Dengue genetic divergence generates within-serotype antigenic variation, but serotypes dominate evolutionary dynamics
Sidney M. Bell1,2, Leah Katzelnick3,4, Trevor Bedford1
1Vaccine and Infectious Disease Division, Fred Hutchinson Cancer Research Center, Seattle, WA, USA, 2Molecular and Cell Biology Program, University of Washington, Seattle, WA, USA, 3Division of Infectious Diseases and Vaccinology, School of Public Health, University of California, Berkeley, Berkeley, CA, USA, 4Department of Biology, University of Florida, Gainesville, FL, USA
Dengue virus (DENV) exists as four genetically distinct serotypes, each of which is historically assumed to be antigenically uniform. However, recent analyses suggest that antigenic heterogeneity may exist within each serotype, but its source, extent and impact remain unclear. Here, we construct a sequence-based model to directly map antigenic change to underlying genetic divergence. We identify 49 specific substitutions and four colinear substitution clusters that robustly predict dengue antigenic relationships. We report moderate antigenic diversity within each serotype, resulting in variation in genotype-specific patterns of heterotypic cross-neutralization. We also quantify the impact of antigenic variation on real-world DENV population dynamics, and find that serotype-level antigenic fitness is a dominant driver of dengue clade turnover. These results provide a more nuanced understanding of the relationship between dengue genetic and antigenic evolution, and quantify the effect of antigenic fitness on dengue evolutionary dynamics.

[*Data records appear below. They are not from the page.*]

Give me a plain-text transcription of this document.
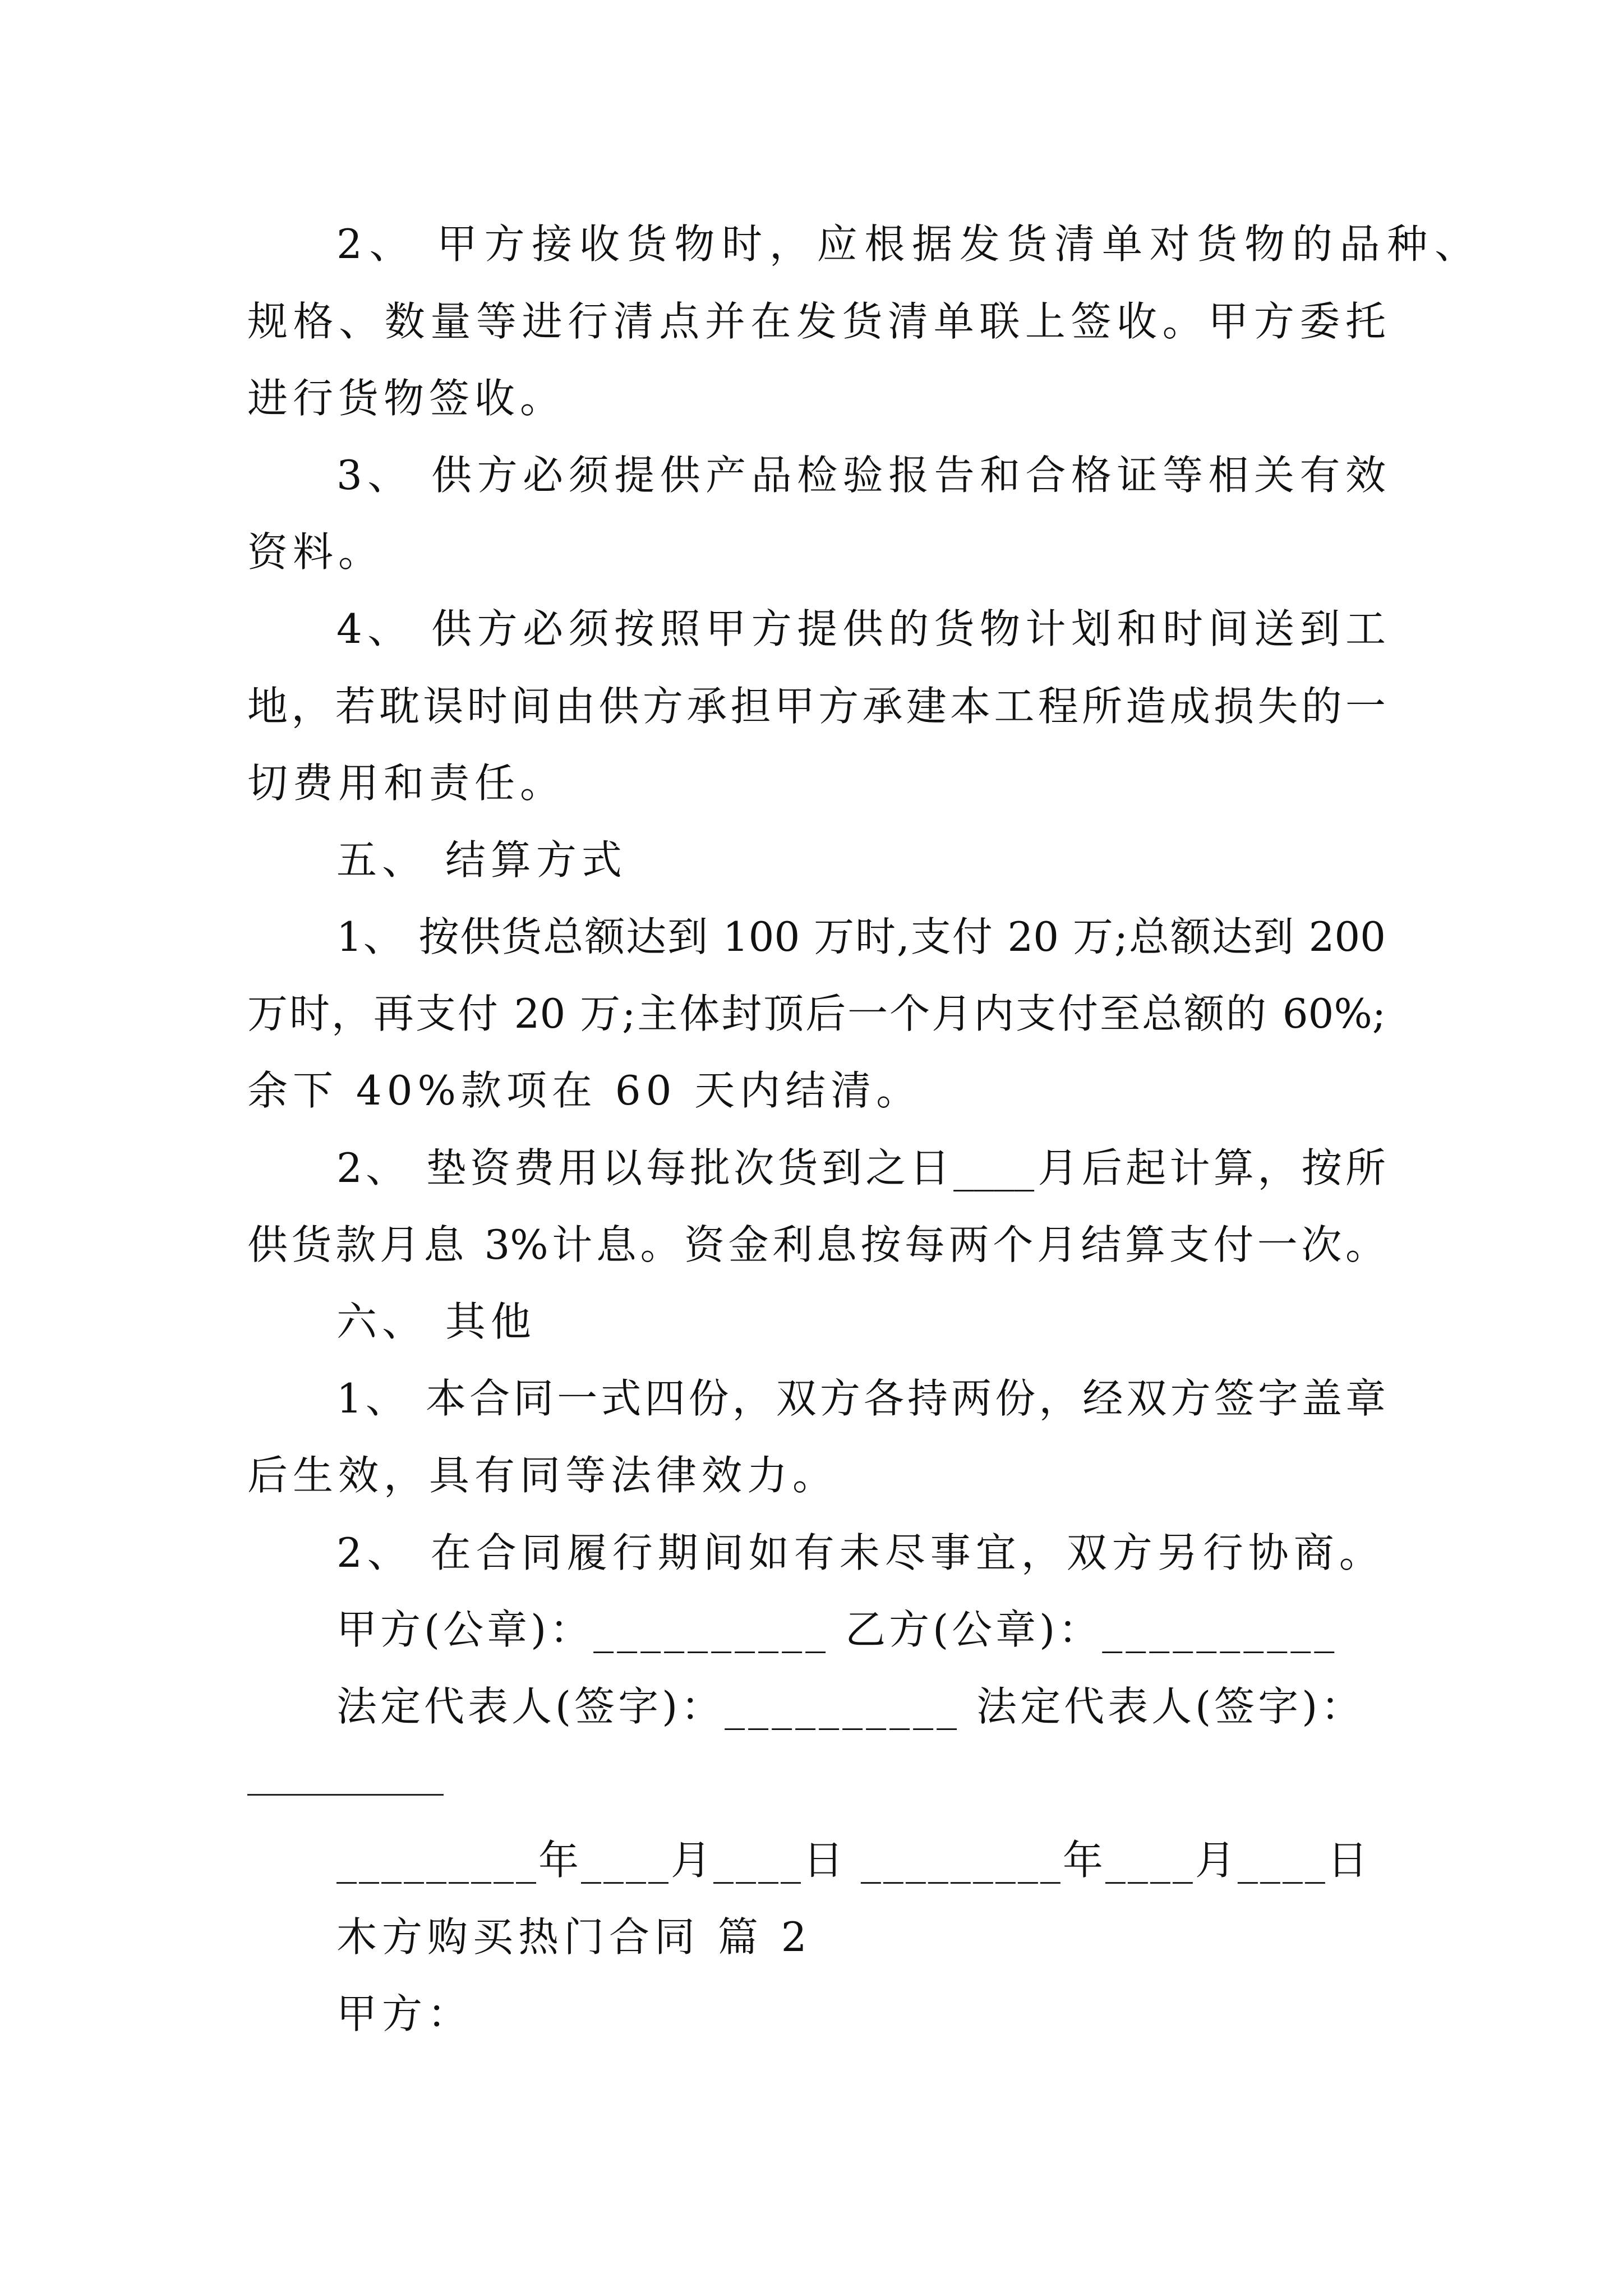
2、 甲方接收货物时，应根据发货清单对货物的品种、
规格、数量等进行清点并在发货清单联上签收。甲方委托
进行货物签收。
3、 供方必须提供产品检验报告和合格证等相关有效
资料。
4、 供方必须按照甲方提供的货物计划和时间送到工
地，若耽误时间由供方承担甲方承建本工程所造成损失的一
切费用和责任。
五、 结算方式
1、 按供货总额达到 100 万时,支付 20 万;总额达到 200
万时，再支付 20 万;主体封顶后一个月内支付至总额的 60%;
余下 40%款项在 60 天内结清。
2、 垫资费用以每批次货到之日____月后起计算，按所
供货款月息 3%计息。资金利息按每两个月结算支付一次。
六、 其他
1、 本合同一式四份，双方各持两份，经双方签字盖章
后生效，具有同等法律效力。
2、 在合同履行期间如有未尽事宜，双方另行协商。
甲方(公章)：__________ 乙方(公章)：__________
法定代表人(签字)：__________ 法定代表人(签字)：
_________年____月____日 _________年____月____日
木方购买热门合同 篇 2
甲方：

Everything is Python 2.7 based. Python packages that are required can be installed via:
cd dengue-antigenic-dynamics/
pip install -r requirements
- Run the titer model via augur (repackaged portion of the Nextstrain pipeline) to build a viral phylogeny, assign antigenic change to specific mutations, and infer clade frequencies.
- Run the fitness model to quantify population immunity over time, predict clade frequencies, and assess performance.
- Use the visualization notebooks to explore results and recreate all the figures from the paper.
All contents including manuscript text and source code are copyright 2016-2019 Sidney Bell, Leah Katzelnick and Trevor Bedford. All manuscript text (files ending in .tex) are licensed under Creative Commons Attribution 4.0 and all code (files ending in .py and .ipynb) is licensed under an MIT License.